Les jeunes bergers sophistiqués et enrubannés (« bergers roués » selon la suggestive désignation de Rosenberg), qui jouent sur un « tapis de mousseline » (d’après le catalogue de la vente de 1787), semblent en effet pratiquer des moeurs moins sévères et innocentes que celles prônées par Rousseau. Rosenberg a relevé l’attitude « effrontée et perverse » de la jeune joueuse qui contraint sa compagne au baiser. Milam, anachronique, parle d’un jeu « légèrement sadique » (p. 110).
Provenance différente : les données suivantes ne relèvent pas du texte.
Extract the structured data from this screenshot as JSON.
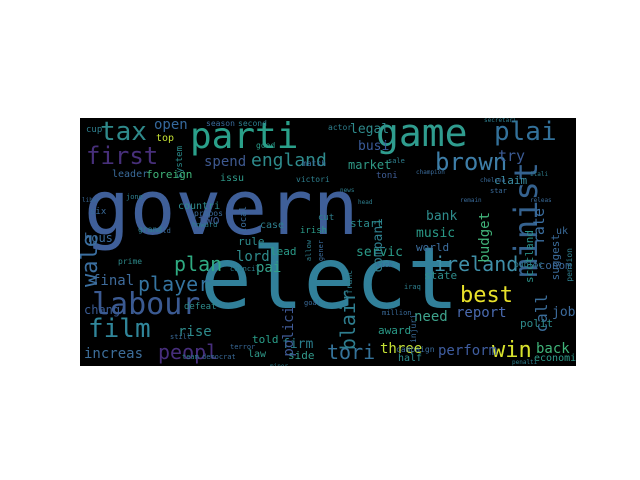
{
  "colors": {
    "figure_background": "#ffffff",
    "cloud_background": "#000000"
  },
  "words": [
    {
      "text": "govern",
      "color": "#3f5f99"
    },
    {
      "text": "elect",
      "color": "#31809a"
    },
    {
      "text": "game",
      "color": "#2f9c8e"
    },
    {
      "text": "parti",
      "color": "#2aa08a"
    },
    {
      "text": "labour",
      "color": "#3b5a92"
    },
    {
      "text": "tax",
      "color": "#2f8a8b"
    },
    {
      "text": "plai",
      "color": "#33719a"
    },
    {
      "text": "first",
      "color": "#472f7a"
    },
    {
      "text": "brown",
      "color": "#3e7ea8"
    },
    {
      "text": "england",
      "color": "#2e8b8c"
    },
    {
      "text": "minist",
      "color": "#35628f"
    },
    {
      "text": "film",
      "color": "#30869a"
    },
    {
      "text": "best",
      "color": "#e8e12a"
    },
    {
      "text": "win",
      "color": "#d8e22d"
    },
    {
      "text": "ireland",
      "color": "#3f8ea7"
    },
    {
      "text": "tori",
      "color": "#35739a"
    },
    {
      "text": "player",
      "color": "#3574a0"
    },
    {
      "text": "plan",
      "color": "#2fab82"
    },
    {
      "text": "blair",
      "color": "#2e7d8e"
    },
    {
      "text": "peopl",
      "color": "#472e7c"
    },
    {
      "text": "wale",
      "color": "#3b6fa0"
    },
    {
      "text": "market",
      "color": "#2f9a86"
    },
    {
      "text": "legal",
      "color": "#2e8a8b"
    },
    {
      "text": "busi",
      "color": "#3a5b9a"
    },
    {
      "text": "rate",
      "color": "#3b6ea0"
    },
    {
      "text": "try",
      "color": "#3b5b95"
    },
    {
      "text": "call",
      "color": "#3a6c98"
    },
    {
      "text": "back",
      "color": "#40b57a"
    },
    {
      "text": "report",
      "color": "#4a6ab0"
    },
    {
      "text": "perform",
      "color": "#3f5da0"
    },
    {
      "text": "three",
      "color": "#c4e034"
    },
    {
      "text": "need",
      "color": "#3ea38c"
    },
    {
      "text": "bank",
      "color": "#2e8c8c"
    },
    {
      "text": "music",
      "color": "#2a9a88"
    },
    {
      "text": "spend",
      "color": "#3e5990"
    },
    {
      "text": "open",
      "color": "#35689c"
    },
    {
      "text": "final",
      "color": "#3e6b9b"
    },
    {
      "text": "chang",
      "color": "#3a5c94"
    },
    {
      "text": "increas",
      "color": "#3d6e9a"
    },
    {
      "text": "rise",
      "color": "#2e8b8c"
    },
    {
      "text": "told",
      "color": "#2a9f8a"
    },
    {
      "text": "firm",
      "color": "#2b7f8e"
    },
    {
      "text": "side",
      "color": "#329a8c"
    },
    {
      "text": "lord",
      "color": "#2e8b8c"
    },
    {
      "text": "pai",
      "color": "#33a08a"
    },
    {
      "text": "servic",
      "color": "#2a9a88"
    },
    {
      "text": "budget",
      "color": "#41b47a"
    },
    {
      "text": "compani",
      "color": "#2e7f8e"
    },
    {
      "text": "polici",
      "color": "#3f5a96"
    },
    {
      "text": "job",
      "color": "#3c6a9b"
    },
    {
      "text": "polit",
      "color": "#2e8b8c"
    },
    {
      "text": "econom",
      "color": "#3a6596"
    },
    {
      "text": "economi",
      "color": "#2f9a8a"
    },
    {
      "text": "claim",
      "color": "#3b8fa4"
    },
    {
      "text": "suggest",
      "color": "#3a6a98"
    },
    {
      "text": "scotland",
      "color": "#2a9088"
    },
    {
      "text": "world",
      "color": "#3d6fa0"
    },
    {
      "text": "state",
      "color": "#2f8d8c"
    },
    {
      "text": "half",
      "color": "#2e8b8c"
    },
    {
      "text": "law",
      "color": "#2f9a8a"
    },
    {
      "text": "hous",
      "color": "#3a6b9a"
    },
    {
      "text": "two",
      "color": "#3e5c94"
    },
    {
      "text": "rule",
      "color": "#2e8b8c"
    },
    {
      "text": "start",
      "color": "#2a8a8a"
    },
    {
      "text": "case",
      "color": "#2e7f8e"
    },
    {
      "text": "lead",
      "color": "#2a9a88"
    },
    {
      "text": "foreign",
      "color": "#40b57a"
    },
    {
      "text": "issu",
      "color": "#2f9a8a"
    },
    {
      "text": "leader",
      "color": "#3a6b9a"
    },
    {
      "text": "countri",
      "color": "#2e8b8c"
    },
    {
      "text": "award",
      "color": "#2a9a88"
    },
    {
      "text": "toni",
      "color": "#3e5c94"
    },
    {
      "text": "irish",
      "color": "#2a9a88"
    },
    {
      "text": "uk",
      "color": "#3a6b9a"
    },
    {
      "text": "top",
      "color": "#c4e034"
    },
    {
      "text": "cup",
      "color": "#2e7f8e"
    },
    {
      "text": "six",
      "color": "#3a6b9a"
    },
    {
      "text": "defeat",
      "color": "#2e8b8c"
    },
    {
      "text": "local",
      "color": "#3a6b9a"
    },
    {
      "text": "cut",
      "color": "#2e7f8e"
    },
    {
      "text": "campaign",
      "color": "#3a6b9a"
    },
    {
      "text": "system",
      "color": "#2a8a8a"
    },
    {
      "text": "public",
      "color": "#2e7f8e"
    },
    {
      "text": "season",
      "color": "#3a6b9a"
    },
    {
      "text": "second",
      "color": "#2e7f8e"
    },
    {
      "text": "good",
      "color": "#2a9a88"
    },
    {
      "text": "victori",
      "color": "#2e7f8e"
    },
    {
      "text": "match",
      "color": "#3a6b9a"
    },
    {
      "text": "actor",
      "color": "#2e7f8e"
    },
    {
      "text": "propos",
      "color": "#3a6b9a"
    },
    {
      "text": "prime",
      "color": "#2e8b8c"
    },
    {
      "text": "grand",
      "color": "#2e7f8e"
    },
    {
      "text": "terror",
      "color": "#3a6b9a"
    },
    {
      "text": "howard",
      "color": "#2e7f8e"
    },
    {
      "text": "hold",
      "color": "#3a6b9a"
    },
    {
      "text": "sale",
      "color": "#2e7f8e"
    },
    {
      "text": "injuri",
      "color": "#3a6b9a"
    },
    {
      "text": "pension",
      "color": "#2e7f8e"
    },
    {
      "text": "million",
      "color": "#3a6b9a"
    },
    {
      "text": "council",
      "color": "#2e7f8e"
    },
    {
      "text": "kick",
      "color": "#3a6b9a"
    },
    {
      "text": "franc",
      "color": "#2e7f8e"
    },
    {
      "text": "gener",
      "color": "#3a6b9a"
    },
    {
      "text": "allow",
      "color": "#2e7f8e"
    },
    {
      "text": "goal",
      "color": "#3a6b9a"
    },
    {
      "text": "team",
      "color": "#2e7f8e"
    },
    {
      "text": "democrat",
      "color": "#3a6b9a"
    },
    {
      "text": "iraq",
      "color": "#2e7f8e"
    },
    {
      "text": "still",
      "color": "#3a6b9a"
    },
    {
      "text": "head",
      "color": "#2e7f8e"
    },
    {
      "text": "liber",
      "color": "#3a6b9a"
    },
    {
      "text": "news",
      "color": "#2e7f8e"
    },
    {
      "text": "champion",
      "color": "#3a6b9a"
    },
    {
      "text": "secretari",
      "color": "#2e7f8e"
    },
    {
      "text": "chelsea",
      "color": "#3a6b9a"
    },
    {
      "text": "itali",
      "color": "#2e7f8e"
    },
    {
      "text": "star",
      "color": "#3a6b9a"
    },
    {
      "text": "penalti",
      "color": "#2e7f8e"
    },
    {
      "text": "remain",
      "color": "#3a6b9a"
    },
    {
      "text": "minor",
      "color": "#2e7f8e"
    },
    {
      "text": "releas",
      "color": "#3a6b9a"
    },
    {
      "text": "jone",
      "color": "#2e7f8e"
    }
  ]
}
Il est indéniable que la peinture représente une utopie pastorale qui tombe le masque. Ignorée, une sorte de couronne de fleurs (présent traditionnel de l’Arcadie pastorale) repose sans soin sur le dossier de la chaise rustique à gauche. Trophée dérisoire et dédaigné. Sous les atours soyeux, les gestes se crispent, leur brusquerie est contraire à la souplesse respectueuse des codes comportementaux de la sociabilité galante. Fragonard adopte des codes stylistiques qui font craquer le vernis pastoral.


Le Baiser, Lavis de bistre sur préparation de pierre noire, vers 1770, Los Angeles, collection privée

Le format râblé de la toile, la disposition à ras de plancher, autour de la table modeste noyée dans la pénombre, relèvent des scènes de tavernes formatées par les bambochades du XVIIe siècle (Pieter Van Laer, Adriaen Brouwer, David Teniers). Le geste brusque du berger qui agrippe celle qu’il convoite est issu des beuveries rustiques de Brouwer ou de La Kermesse paysanne de Rubens (vers 1635, musée du Louvre) où les rustres empoignent les femmes sans ménagement. La fascination acidulée de la toile provient sans doute de cette hybridité entre séduction soyeuse et brutalité râpeuse. La première chez Fragonard, la belle embrassée, pose l’irritante question de son consentement, apparemment gagné. Apparemment. Au xviiie siècle la grande majorité des moralistes, médecins et romanciers s’accordent à reconnaître cette question comme secondaire (Milam, 2006, p. 121 et Corbin, 2008, p. 12)…

La brutalité de l’assaut amoureux sera reprise plus tard, amplifiée, sur le dessin Le Baiser.